‘Glass’ director M. Night Shyamalan let self-doubt tank his career — here’s how he turned it around

FAN Editor

Director and writer M. Night Shyamalan’s latest movie, the superhero-mystery film “Glass,” is expected to top the Hollywood box office as it hits theaters this weekend.

If that is indeed the case, then the movie, which is a follow-up to previous Shyamalan films “Split” (2017) and “Unbreakable” (2000), would represent the latest chapter in the director’s own epic comeback story.

Much like many of his films, Shyamalan’s career turnaround has featured its share of wild twists and turns, starting with his 1999 breakout as the writer and director of the massively popular supernatural thriller “The Sixth Sense,” which made over $670 million at the global box office and earned Shyamalan an Academy Award nomination for his work as director.

From there, Shyamalan released multiple popular movies in the early 2000s: “Unbreakable,” “Signs” and “The Village.”

But a series of poorly-reviewed films (including 2006’s “Lady in the Water” and 2008’s “The Happening”) followed by a pair of complete financial flops (2010’s “The Last Airbender” and 2013’s “After Earth” with Will Smith) left Shyamalan’s career in serious jeopardy.

(Mega-star actor Will Smith said “After Earth” was “the most painful failure of my career” and Entertainment Weekly wrote that Shyamalan had “lost credibility with audiences” after that film. The movie had a budget of $130 million and grossed only $60 million domestically, though it made more overseas, according to Box Office Mojo.)
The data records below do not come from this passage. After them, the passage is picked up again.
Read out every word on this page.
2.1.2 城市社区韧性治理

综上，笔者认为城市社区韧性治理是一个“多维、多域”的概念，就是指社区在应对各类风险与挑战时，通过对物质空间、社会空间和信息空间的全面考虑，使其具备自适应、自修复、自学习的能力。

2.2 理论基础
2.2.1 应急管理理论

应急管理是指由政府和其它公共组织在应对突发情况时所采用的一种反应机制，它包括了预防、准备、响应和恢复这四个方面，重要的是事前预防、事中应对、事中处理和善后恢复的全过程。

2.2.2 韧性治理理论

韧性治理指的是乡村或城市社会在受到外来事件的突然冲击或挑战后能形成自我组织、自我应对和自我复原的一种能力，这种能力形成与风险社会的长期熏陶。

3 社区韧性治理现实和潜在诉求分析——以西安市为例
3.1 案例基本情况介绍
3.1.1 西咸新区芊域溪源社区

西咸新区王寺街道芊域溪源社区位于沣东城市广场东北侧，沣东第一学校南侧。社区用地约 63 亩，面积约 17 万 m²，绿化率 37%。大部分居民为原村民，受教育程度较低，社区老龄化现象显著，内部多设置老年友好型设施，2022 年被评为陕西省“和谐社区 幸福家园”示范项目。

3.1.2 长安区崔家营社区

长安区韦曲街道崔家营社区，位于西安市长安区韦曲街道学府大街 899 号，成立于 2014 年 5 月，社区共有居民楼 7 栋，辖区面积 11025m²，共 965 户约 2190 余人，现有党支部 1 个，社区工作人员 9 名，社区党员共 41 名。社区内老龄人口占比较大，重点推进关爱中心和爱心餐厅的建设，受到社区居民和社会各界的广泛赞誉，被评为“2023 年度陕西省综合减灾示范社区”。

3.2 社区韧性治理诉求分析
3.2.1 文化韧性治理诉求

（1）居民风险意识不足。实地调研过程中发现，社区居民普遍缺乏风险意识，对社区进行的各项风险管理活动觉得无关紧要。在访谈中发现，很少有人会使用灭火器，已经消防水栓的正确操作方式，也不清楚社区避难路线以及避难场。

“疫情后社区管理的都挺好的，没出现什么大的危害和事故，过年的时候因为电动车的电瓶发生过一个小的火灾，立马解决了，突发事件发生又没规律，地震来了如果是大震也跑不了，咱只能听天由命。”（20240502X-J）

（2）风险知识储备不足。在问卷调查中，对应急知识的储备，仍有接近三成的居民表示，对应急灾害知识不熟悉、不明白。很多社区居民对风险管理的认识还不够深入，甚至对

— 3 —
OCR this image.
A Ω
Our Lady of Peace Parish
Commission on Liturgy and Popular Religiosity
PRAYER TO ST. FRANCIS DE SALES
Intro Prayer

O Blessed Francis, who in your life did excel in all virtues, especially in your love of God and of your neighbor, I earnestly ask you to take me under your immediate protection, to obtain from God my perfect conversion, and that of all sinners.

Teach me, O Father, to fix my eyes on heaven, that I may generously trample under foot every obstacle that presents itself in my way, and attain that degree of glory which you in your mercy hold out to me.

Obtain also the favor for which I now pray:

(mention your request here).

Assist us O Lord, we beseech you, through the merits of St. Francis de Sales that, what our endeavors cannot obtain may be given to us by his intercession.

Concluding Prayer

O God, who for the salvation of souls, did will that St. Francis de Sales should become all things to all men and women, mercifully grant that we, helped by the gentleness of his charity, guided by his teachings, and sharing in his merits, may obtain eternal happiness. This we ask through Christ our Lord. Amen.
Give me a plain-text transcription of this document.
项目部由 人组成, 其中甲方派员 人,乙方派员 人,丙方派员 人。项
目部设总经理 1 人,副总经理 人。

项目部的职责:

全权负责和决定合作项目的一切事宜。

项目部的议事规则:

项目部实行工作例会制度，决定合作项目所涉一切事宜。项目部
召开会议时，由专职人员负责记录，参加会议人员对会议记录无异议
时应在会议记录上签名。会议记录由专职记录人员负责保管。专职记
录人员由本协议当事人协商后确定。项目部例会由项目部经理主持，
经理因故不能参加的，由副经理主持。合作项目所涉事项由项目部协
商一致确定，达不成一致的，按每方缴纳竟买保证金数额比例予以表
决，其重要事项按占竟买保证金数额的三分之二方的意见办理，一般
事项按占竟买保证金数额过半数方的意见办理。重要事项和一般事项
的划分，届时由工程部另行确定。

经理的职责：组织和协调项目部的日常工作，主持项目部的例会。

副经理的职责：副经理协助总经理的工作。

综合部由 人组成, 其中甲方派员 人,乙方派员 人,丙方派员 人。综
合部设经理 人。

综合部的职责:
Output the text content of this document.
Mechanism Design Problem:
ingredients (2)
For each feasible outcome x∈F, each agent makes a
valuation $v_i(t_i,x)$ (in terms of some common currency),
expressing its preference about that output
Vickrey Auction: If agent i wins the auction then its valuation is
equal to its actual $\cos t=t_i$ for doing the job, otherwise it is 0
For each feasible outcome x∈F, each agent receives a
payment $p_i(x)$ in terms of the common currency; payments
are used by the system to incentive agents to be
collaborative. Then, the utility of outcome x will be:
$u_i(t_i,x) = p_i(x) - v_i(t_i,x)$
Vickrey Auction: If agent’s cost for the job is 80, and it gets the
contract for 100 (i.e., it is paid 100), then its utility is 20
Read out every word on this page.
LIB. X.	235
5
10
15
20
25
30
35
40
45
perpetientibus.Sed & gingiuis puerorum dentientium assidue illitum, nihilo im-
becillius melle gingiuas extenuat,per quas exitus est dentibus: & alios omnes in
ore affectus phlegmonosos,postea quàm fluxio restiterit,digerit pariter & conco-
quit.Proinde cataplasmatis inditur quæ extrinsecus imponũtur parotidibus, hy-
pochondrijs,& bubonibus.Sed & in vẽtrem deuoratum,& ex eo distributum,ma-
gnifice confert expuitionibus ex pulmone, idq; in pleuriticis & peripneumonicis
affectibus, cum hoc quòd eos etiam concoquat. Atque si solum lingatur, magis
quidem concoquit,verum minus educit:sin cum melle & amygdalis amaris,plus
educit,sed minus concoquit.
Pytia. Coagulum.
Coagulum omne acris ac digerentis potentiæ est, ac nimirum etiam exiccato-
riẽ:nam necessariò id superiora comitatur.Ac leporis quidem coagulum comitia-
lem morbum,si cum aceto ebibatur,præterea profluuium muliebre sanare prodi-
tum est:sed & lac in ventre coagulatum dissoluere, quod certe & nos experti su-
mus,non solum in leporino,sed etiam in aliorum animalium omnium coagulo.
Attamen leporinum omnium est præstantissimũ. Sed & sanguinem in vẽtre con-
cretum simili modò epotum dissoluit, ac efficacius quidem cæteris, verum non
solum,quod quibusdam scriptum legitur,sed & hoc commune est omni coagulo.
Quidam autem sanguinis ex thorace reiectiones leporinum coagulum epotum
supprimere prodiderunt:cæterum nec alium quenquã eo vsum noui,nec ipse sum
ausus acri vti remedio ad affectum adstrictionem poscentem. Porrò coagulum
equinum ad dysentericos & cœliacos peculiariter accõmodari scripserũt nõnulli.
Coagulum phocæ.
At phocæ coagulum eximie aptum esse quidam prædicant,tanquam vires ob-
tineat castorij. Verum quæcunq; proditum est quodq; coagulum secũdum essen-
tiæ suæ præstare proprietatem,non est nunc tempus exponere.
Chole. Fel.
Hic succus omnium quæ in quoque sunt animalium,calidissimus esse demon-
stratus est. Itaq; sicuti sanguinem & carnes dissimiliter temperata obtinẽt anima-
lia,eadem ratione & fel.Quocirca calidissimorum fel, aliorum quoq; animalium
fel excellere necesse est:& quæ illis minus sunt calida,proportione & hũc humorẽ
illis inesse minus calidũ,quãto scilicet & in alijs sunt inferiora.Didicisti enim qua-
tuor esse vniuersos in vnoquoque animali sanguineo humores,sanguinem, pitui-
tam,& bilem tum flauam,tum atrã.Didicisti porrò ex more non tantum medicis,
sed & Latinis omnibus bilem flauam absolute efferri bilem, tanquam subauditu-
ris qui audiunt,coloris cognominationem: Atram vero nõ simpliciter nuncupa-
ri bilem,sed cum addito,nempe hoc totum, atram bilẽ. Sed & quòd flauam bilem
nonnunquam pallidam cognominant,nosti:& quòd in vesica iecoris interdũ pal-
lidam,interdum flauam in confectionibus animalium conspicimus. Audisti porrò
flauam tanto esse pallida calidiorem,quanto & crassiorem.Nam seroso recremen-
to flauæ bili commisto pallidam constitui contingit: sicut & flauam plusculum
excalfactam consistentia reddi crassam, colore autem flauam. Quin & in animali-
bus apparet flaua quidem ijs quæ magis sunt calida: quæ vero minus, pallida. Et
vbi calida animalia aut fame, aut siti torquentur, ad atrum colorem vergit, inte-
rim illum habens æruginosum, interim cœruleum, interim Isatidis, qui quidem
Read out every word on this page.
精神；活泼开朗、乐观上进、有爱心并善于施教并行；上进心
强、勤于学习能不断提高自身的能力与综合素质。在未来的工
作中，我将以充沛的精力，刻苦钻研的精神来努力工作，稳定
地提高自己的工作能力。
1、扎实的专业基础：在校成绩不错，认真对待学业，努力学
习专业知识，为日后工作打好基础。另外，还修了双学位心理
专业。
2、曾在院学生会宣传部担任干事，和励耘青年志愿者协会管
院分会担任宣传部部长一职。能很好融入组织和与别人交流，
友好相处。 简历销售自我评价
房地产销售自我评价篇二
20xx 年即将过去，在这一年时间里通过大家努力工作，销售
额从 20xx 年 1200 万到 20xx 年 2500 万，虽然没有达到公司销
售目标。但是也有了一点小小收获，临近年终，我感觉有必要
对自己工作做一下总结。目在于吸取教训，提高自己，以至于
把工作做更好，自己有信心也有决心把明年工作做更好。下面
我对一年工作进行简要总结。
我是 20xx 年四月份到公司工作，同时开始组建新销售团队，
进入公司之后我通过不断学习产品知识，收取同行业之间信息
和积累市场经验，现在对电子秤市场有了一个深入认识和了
In a commencement speech at Drexel University in 2018, Shyamalan told graduates that he experienced a great deal of self-doubt in the period that followed his string of box-office failures. Describing his thinking at the time, he said in his speech: “I find myself questioning myself, and every thought that comes out of my head,” he said. “The world of my industry decides I have no worth. I am a cautionary tale. A person who got lucky for a time but revealed himself to be a sham.”

With his reputation as a writer-director in shambles, Shyamalan realized that he would have to try and tune out the rampant criticism by listening to his gut and making low-budget, independent horror movie similar to the suspenseful films that helped launch his career.

“This was a time when nobody was calling, nobody wanted to make a film with me,” Shyamalan says in the speech. That meant he would have to finance the film himself, so he took out a $5 million loan, putting up his family’s house as collateral.

Shyamalan finished a rough cut of the movie and showed it to every Hollywood studio that would meet with him. They all passed. At that point, he says, “I am on the verge of financial collapse. I do not believe in myself.”

Despite his disappointment, Shyamalan convinced himself to keep working on his self-financed movie. “I went into the editing room [and] I just made one scene better, just one moment better,” Shyamalan says in his speech. He kept working to improve the movie — “I made another moment better and another moment better,” he says — and those incremental successes helped him shrug off the weight of his disappointment and Hollywood’s criticism of his work.

“I just stopped thinking about selling the movie, I stopped thinking about what was going to happen to me. And, I just got addicted to this feeling of making that next thing better,” he says.

Shyamalan showed the edited version of his film to Universal Pictures and the studio bought the rights to distribute the movie and horror film powerhouse Jason Blum’s Blumhouse Productions (“Get Out,” “The Purge”) signed on as the producer. The movie, a found footage horror film called “The Visit,” went on to gross nearly $100 million (on a production budget of just $5 million) while receiving mostly positive reviews from critics.

Shyamalan took the money he made from “The Visit” and self-financed his next movie, 2017’s “Split,” which earned a number of rave reviews and grossed $278 million worldwide on a production budget of just $9 million.

Now, he’s releasing “Glass” and industry trackers expect the new film to clear more than $50 million over the holiday weekend — an opening bow that could put it on pace to match last year’s popular horror film “A Quiet Place,” which grossed over $340 million in total.

Shyamalan believes now that what spurred his career comeback was simply his realization that there are only so many things that each person has control over. For instance, he could not control the reactions of critics, audiences and Hollywood executives to his work, but he could control how hard he worked on his next project and how focused he was on making it better, bit by bit.

“A person who concentrates on what they have power over becomes unlimited in their ability to manifest what they want in the world,” Shyamalan told Drexel graduates in his commencement speech.

Disclosure: NBCUniversal is the parent company of both Universal Pictures and CNBC.